Sunday, January 16, 2011


Tonight while I attended Seattle Metropolitan Chamber Orchestra's performance of German Masterworks at Nordstrom Hall, I couldn't help but sense that the void left by the demise of the Northwest Chamber Orchestra has been filled at last. It pleased me to watch and listen as this talented group of musicians, under the energetic leadership of founder and Music Director Geoffrey Larson, offered the completely packed hall a program of Beethoven, Schumann, and Brahms. The ensemble, comprised of young professionals who have each earned numerous accolades including competition awards, is relatively new to the local scene. I believe the Seattle Metropolitan Chamber Orchestra has an exciting future ahead.

Paul Shure
As I sat listening in the audience, I recalled many of my own rich and varied past experiences as a chamber orchestra player, for to me, there is almost nothing in music more gratifying. In 1978, as a newly elected member of the Los Angeles Chamber Orchestra, I received my first taste of participating in a small ensemble. I was only nineteen years of age and had much to learn in terms of blending and diffusing my sound and style to match my veteran colleagues, but loved the work. The concertmaster of LACO, Paul Shure, who sadly passed away on December 8, 2010 at the age of 89, let it be known during my first probational year that I would have to tame my individual tendencies if I expected to remain within the group. Not infrequently, Paul would turn back, look at me, and say: Someone's holding the note too long. Or.  One person in the section is playing on the string while the rest of us are off. Later.  You know, all it takes is one to ruin it for the rest of us. After a sideways glance in my direction. By the way, no open E's.

I learned.

So, it was with trepidation that I reconnected with Paul Shure years later after he and his violinist wife, Bonnie Douglas, originally from Seattle, relocated and retired here. Paul had long been an admirer of my husband's violin playing and musicianship, having recommended Ilkka for the principal position of LACO and helped to establish his career in the film recording industry. I never imagined that Paul would become a devoted supporter and guide to me as well in my capacity as both soloist and first chair player for the Northwest Chamber Orchestra and Pacific Northwest Ballet. Whenever he and his wife Bonnie attended my performances, they would appear backstage with congratulatory words and gestures. Praise from Paul meant a great deal to me; unlike many others in this profession where superficiality reigns, Paul's manner was reliable and sincere; his knowledge, vast.

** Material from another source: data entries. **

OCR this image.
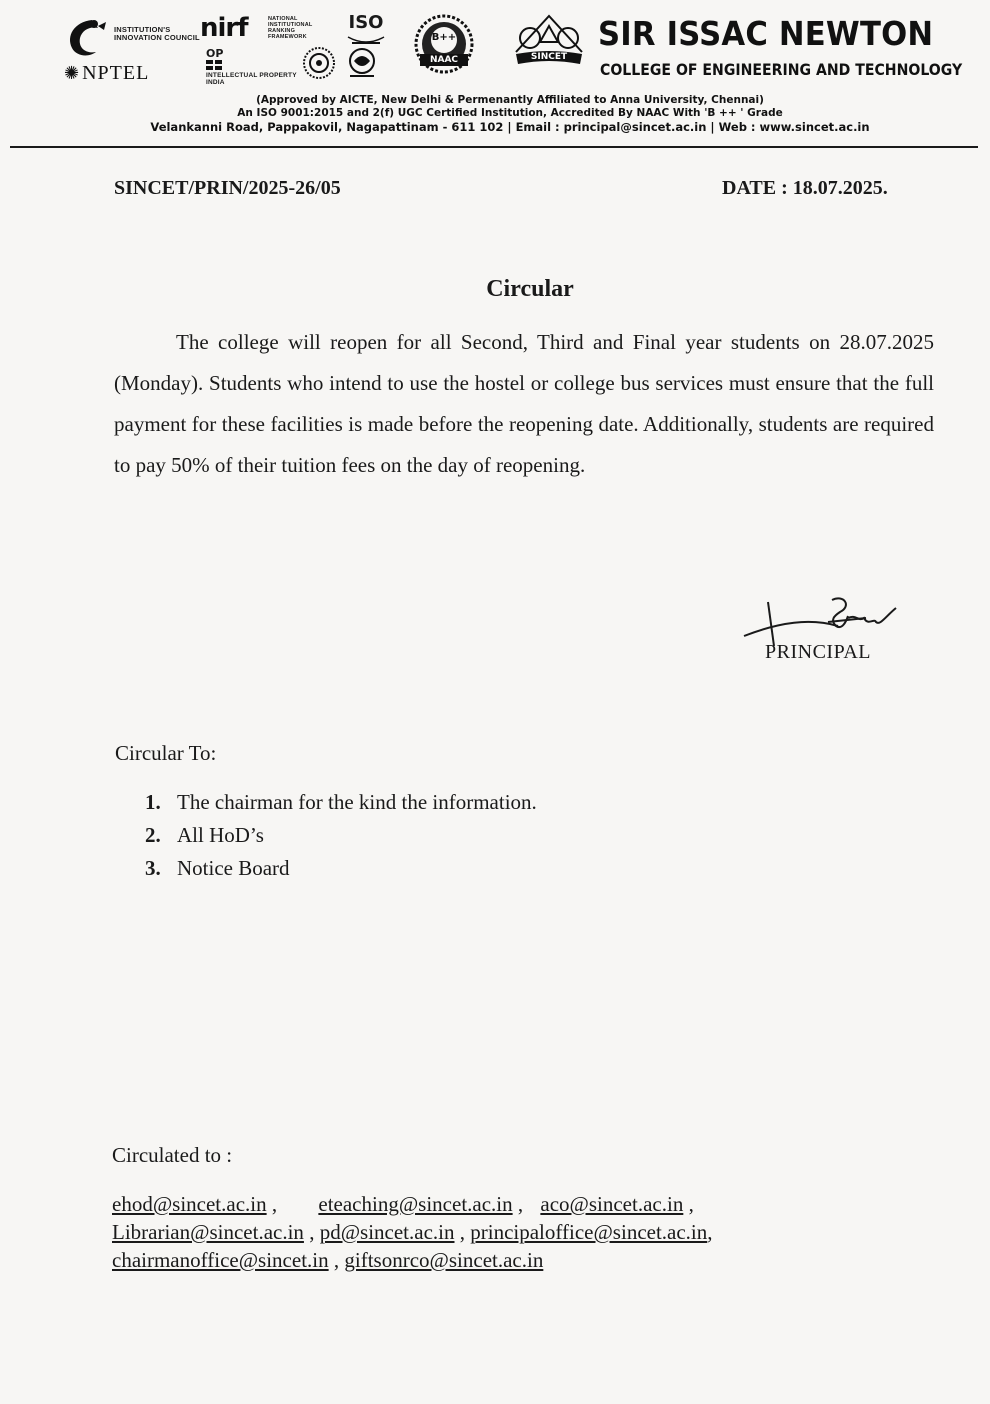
INSTITUTION'S INNOVATION COUNCIL nirf	NATIONAL INSTITUTIONAL RANKING FRAMEWORK
ISO
B++
NAAC	SINCET
✺ NPTEL
OP
INTELLECTUAL PROPERTY INDIA
SIR ISSAC NEWTON
COLLEGE OF ENGINEERING AND TECHNOLOGY
(Approved by AICTE, New Delhi & Permenantly Affiliated to Anna University, Chennai)
An ISO 9001:2015 and 2(f) UGC Certified Institution, Accredited By NAAC With 'B ++ ' Grade
Velankanni Road, Pappakovil, Nagapattinam - 611 102 | Email : principal@sincet.ac.in | Web : www.sincet.ac.in
SINCET/PRIN/2025-26/05	DATE : 18.07.2025.
Circular

The college will reopen for all Second, Third and Final year students on 28.07.2025 (Monday). Students who intend to use the hostel or college bus services must ensure that the full payment for these facilities is made before the reopening date. Additionally, students are required to pay 50% of their tuition fees on the day of reopening.

PRINCIPAL
Circular To:
1. The chairman for the kind the information.
2. All HoD’s
3. Notice Board
Circulated to :
ehod@sincet.ac.in , eteaching@sincet.ac.in , aco@sincet.ac.in ,
Librarian@sincet.ac.in , pd@sincet.ac.in , principaloffice@sincet.ac.in,
chairmanoffice@sincet.in , giftsonrco@sincet.ac.in
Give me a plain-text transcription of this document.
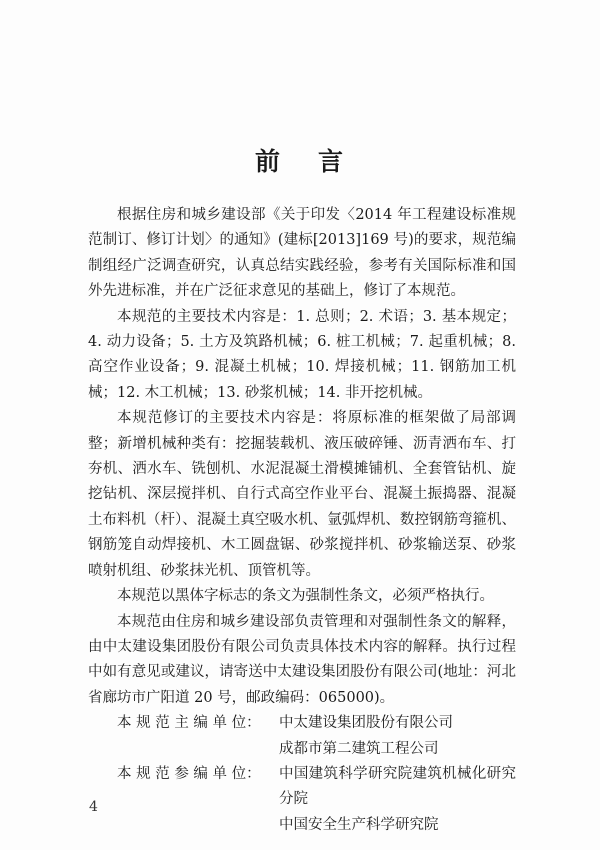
前 言

根据住房和城乡建设部《关于印发〈2014 年工程建设标准规范制订、修订计划〉的通知》(建标[2013]169 号)的要求，规范编制组经广泛调查研究，认真总结实践经验，参考有关国际标准和国外先进标准，并在广泛征求意见的基础上，修订了本规范。

本规范的主要技术内容是：1. 总则；2. 术语；3. 基本规定；4. 动力设备；5. 土方及筑路机械；6. 桩工机械；7. 起重机械；8. 高空作业设备；9. 混凝土机械；10. 焊接机械；11. 钢筋加工机械；12. 木工机械；13. 砂浆机械；14. 非开挖机械。

本规范修订的主要技术内容是：将原标准的框架做了局部调整；新增机械种类有：挖掘装载机、液压破碎锤、沥青洒布车、打夯机、洒水车、铣刨机、水泥混凝土滑模摊铺机、全套管钻机、旋挖钻机、深层搅拌机、自行式高空作业平台、混凝土振捣器、混凝土布料机（杆）、混凝土真空吸水机、氩弧焊机、数控钢筋弯箍机、钢筋笼自动焊接机、木工圆盘锯、砂浆搅拌机、砂浆输送泵、砂浆喷射机组、砂浆抹光机、顶管机等。

本规范以黑体字标志的条文为强制性条文，必须严格执行。

本规范由住房和城乡建设部负责管理和对强制性条文的解释，由中太建设集团股份有限公司负责具体技术内容的解释。执行过程中如有意见或建议，请寄送中太建设集团股份有限公司(地址：河北省廊坊市广阳道 20 号，邮政编码：065000)。

本 规 范 主 编 单 位：	中太建设集团股份有限公司
成都市第二建筑工程公司
本 规 范 参 编 单 位：	中国建筑科学研究院建筑机械化研究分院
中国安全生产科学研究院
4
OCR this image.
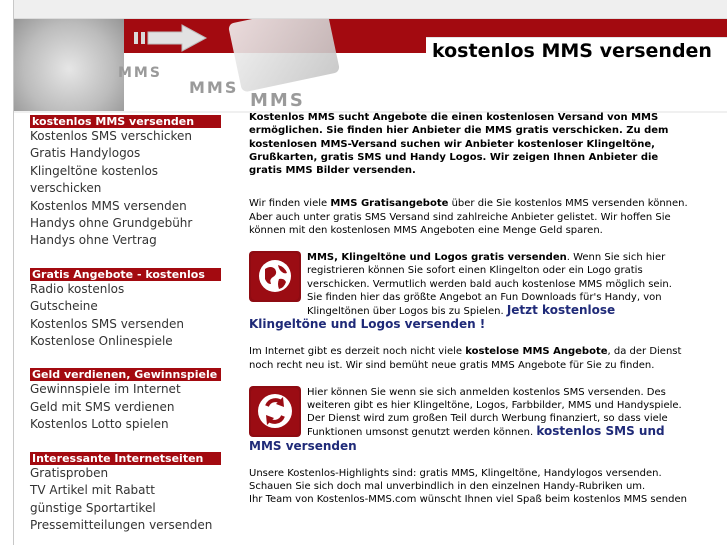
MMS
MMS
MMS
kostenlos MMS versenden
kostenlos MMS versenden
Kostenlos SMS verschicken
Gratis Handylogos
Klingeltöne kostenlos verschicken
Kostenlos MMS versenden
Handys ohne Grundgebühr
Handys ohne Vertrag
Gratis Angebote - kostenlos
Radio kostenlos
Gutscheine
Kostenlos SMS versenden
Kostenlose Onlinespiele
Geld verdienen, Gewinnspiele
Gewinnspiele im Internet
Geld mit SMS verdienen
Kostenlos Lotto spielen
Interessante Internetseiten
Gratisproben
TV Artikel mit Rabatt
günstige Sportartikel
Pressemitteilungen versenden

Kostenlos MMS sucht Angebote die einen kostenlosen Versand von MMS ermöglichen. Sie finden hier Anbieter die MMS gratis verschicken. Zu dem kostenlosen MMS-Versand suchen wir Anbieter kostenloser Klingeltöne, Grußkarten, gratis SMS und Handy Logos. Wir zeigen Ihnen Anbieter die gratis MMS Bilder versenden.

Wir finden viele MMS Gratisangebote über die Sie kostenlos MMS versenden können.
Aber auch unter gratis SMS Versand sind zahlreiche Anbieter gelistet. Wir hoffen Sie können mit den kostenlosen MMS Angeboten eine Menge Geld sparen.

MMS, Klingeltöne und Logos gratis versenden. Wenn Sie sich hier registrieren können Sie sofort einen Klingelton oder ein Logo gratis verschicken. Vermutlich werden bald auch kostenlose MMS möglich sein. Sie finden hier das größte Angebot an Fun Downloads für's Handy, von Klingeltönen über Logos bis zu Spielen. Jetzt kostenlose Klingeltöne und Logos versenden !

Im Internet gibt es derzeit noch nicht viele kostelose MMS Angebote, da der Dienst noch recht neu ist. Wir sind bemüht neue gratis MMS Angebote für Sie zu finden.

Hier können Sie wenn sie sich anmelden kostenlos SMS versenden. Des weiteren gibt es hier Klingeltöne, Logos, Farbbilder, MMS und Handyspiele. Der Dienst wird zum großen Teil durch Werbung finanziert, so dass viele Funktionen umsonst genutzt werden können. kostenlos SMS und MMS versenden

Unsere Kostenlos-Highlights sind: gratis MMS, Klingeltöne, Handylogos versenden.
Schauen Sie sich doch mal unverbindlich in den einzelnen Handy-Rubriken um.
Ihr Team von Kostenlos-MMS.com wünscht Ihnen viel Spaß beim kostenlos MMS senden
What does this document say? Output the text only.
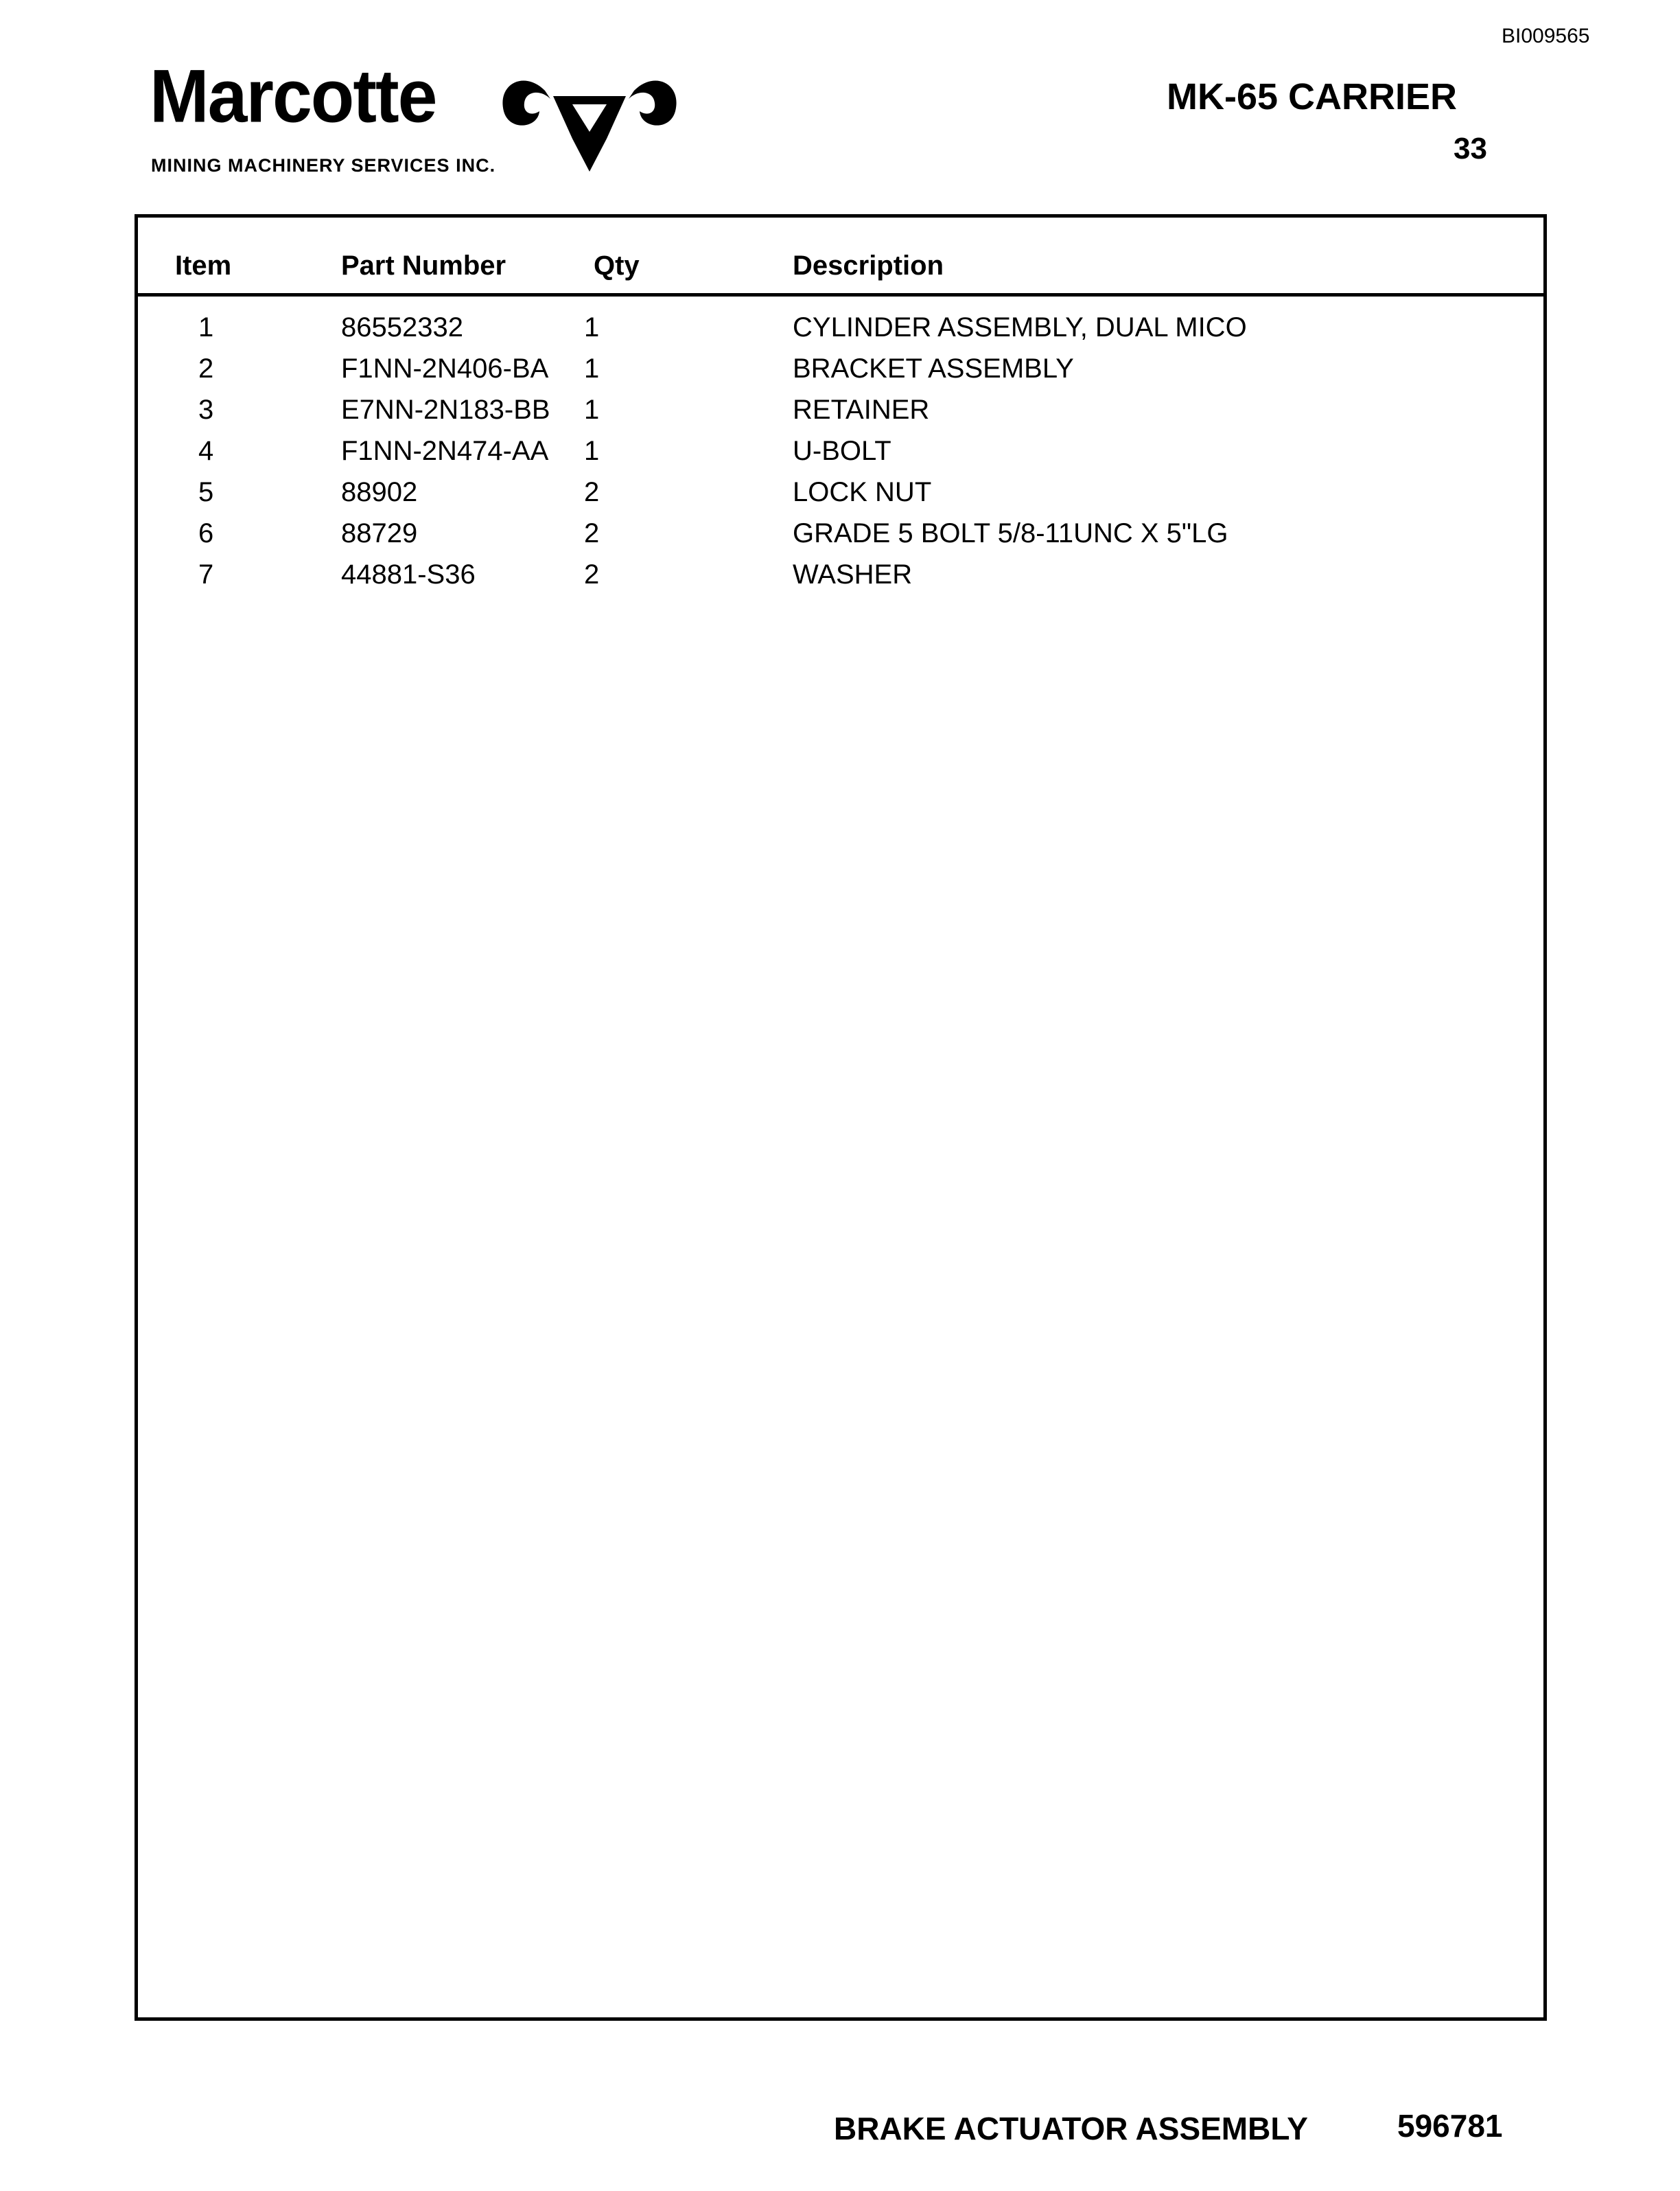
BI009565
Marcotte
MINING MACHINERY SERVICES INC.
MK-65 CARRIER
33
Item	Part Number	Qty	Description
1	86552332	1	CYLINDER ASSEMBLY, DUAL MICO
2	F1NN-2N406-BA 1	BRACKET ASSEMBLY
3	E7NN-2N183-BB 1	RETAINER
4	F1NN-2N474-AA 1	U-BOLT
5	88902	2	LOCK NUT
6	88729	2	GRADE 5 BOLT 5/8-11UNC X 5"LG
7	44881-S36	2	WASHER
BRAKE ACTUATOR ASSEMBLY	596781
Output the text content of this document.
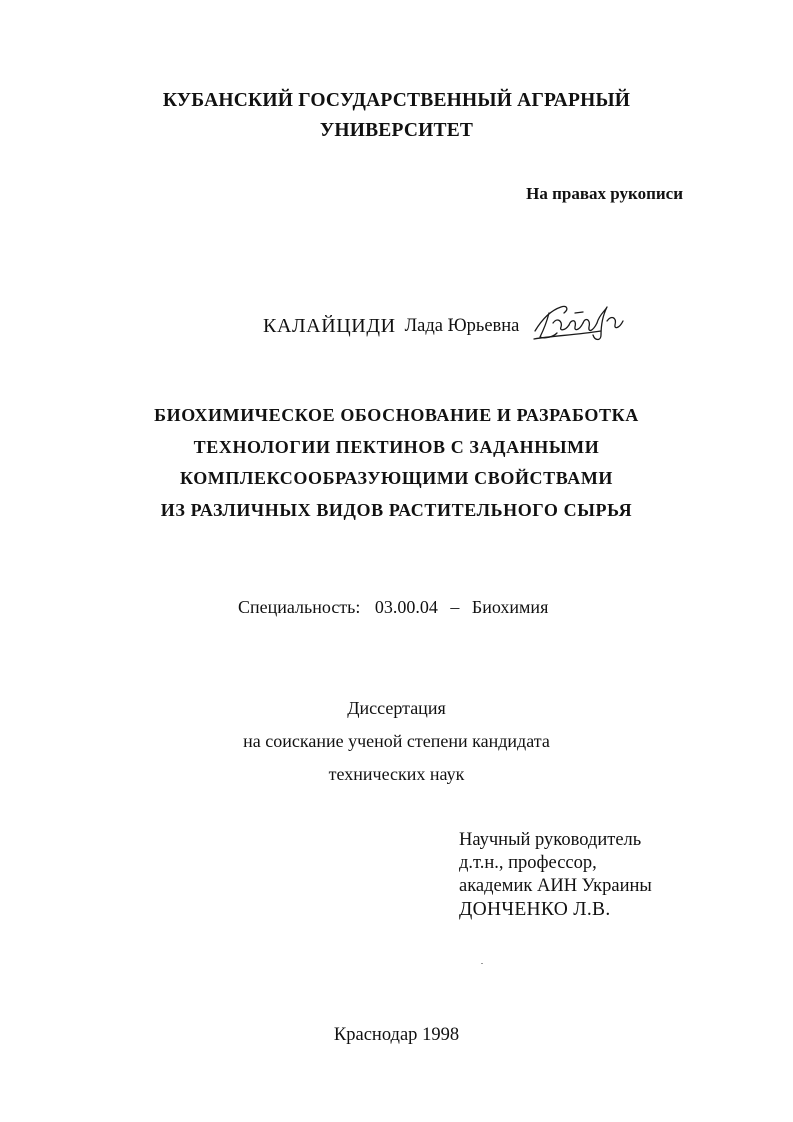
КУБАНСКИЙ ГОСУДАРСТВЕННЫЙ АГРАРНЫЙ
УНИВЕРСИТЕТ
На правах рукописи
КАЛАЙЦИДИ Лада Юрьевна
БИОХИМИЧЕСКОЕ ОБОСНОВАНИЕ И РАЗРАБОТКА
ТЕХНОЛОГИИ ПЕКТИНОВ С ЗАДАННЫМИ
КОМПЛЕКСООБРАЗУЮЩИМИ СВОЙСТВАМИ
ИЗ РАЗЛИЧНЫХ ВИДОВ РАСТИТЕЛЬНОГО СЫРЬЯ
Специальность: 03.00.04 – Биохимия
Диссертация
на соискание ученой степени кандидата
технических наук
Научный руководитель
д.т.н., профессор,
академик АИН Украины
ДОНЧЕНКО Л.В.
Краснодар 1998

Paul Shure's career was laudable. After graduating with honors from Curtis Institute, he became the youngest member of the Philadelphia Orchestra under Leopold Stokowski and Eugene Ormandy. He served in the U.S. Navy during World War II, then became concertmaster for the Hollywood Bowl Symphony and was invited by Alfred Newman to join the 20th Century Fox studio recording orchestra. Paul was an original member of the Hollywood String Quartet which gained international acclaim through concerts and recordings. He performed under the batons of many legendary conductors, including Arturo Toscanini, Bruno Walter, Fritz Reiner, Igor Stravinsky, Pierre Boulez, Neville Marriner and William Steinberg. Paul was also concertmaster for the most sought after film composers, including Charles Fox, Bill Conti, Gerald Fried, Ernest Gold, Bernard Hermann, John Williams, and Jerry Goldsmith. In 1997, he was honored with the Lifetime Achievement Award from the International Classical Recording Publications and Critic's Society, and accepted the award in Cannes, France.

I feel privileged to have worked with Paul Shure, and grateful for all he taught me, which hopefully I too can pass along.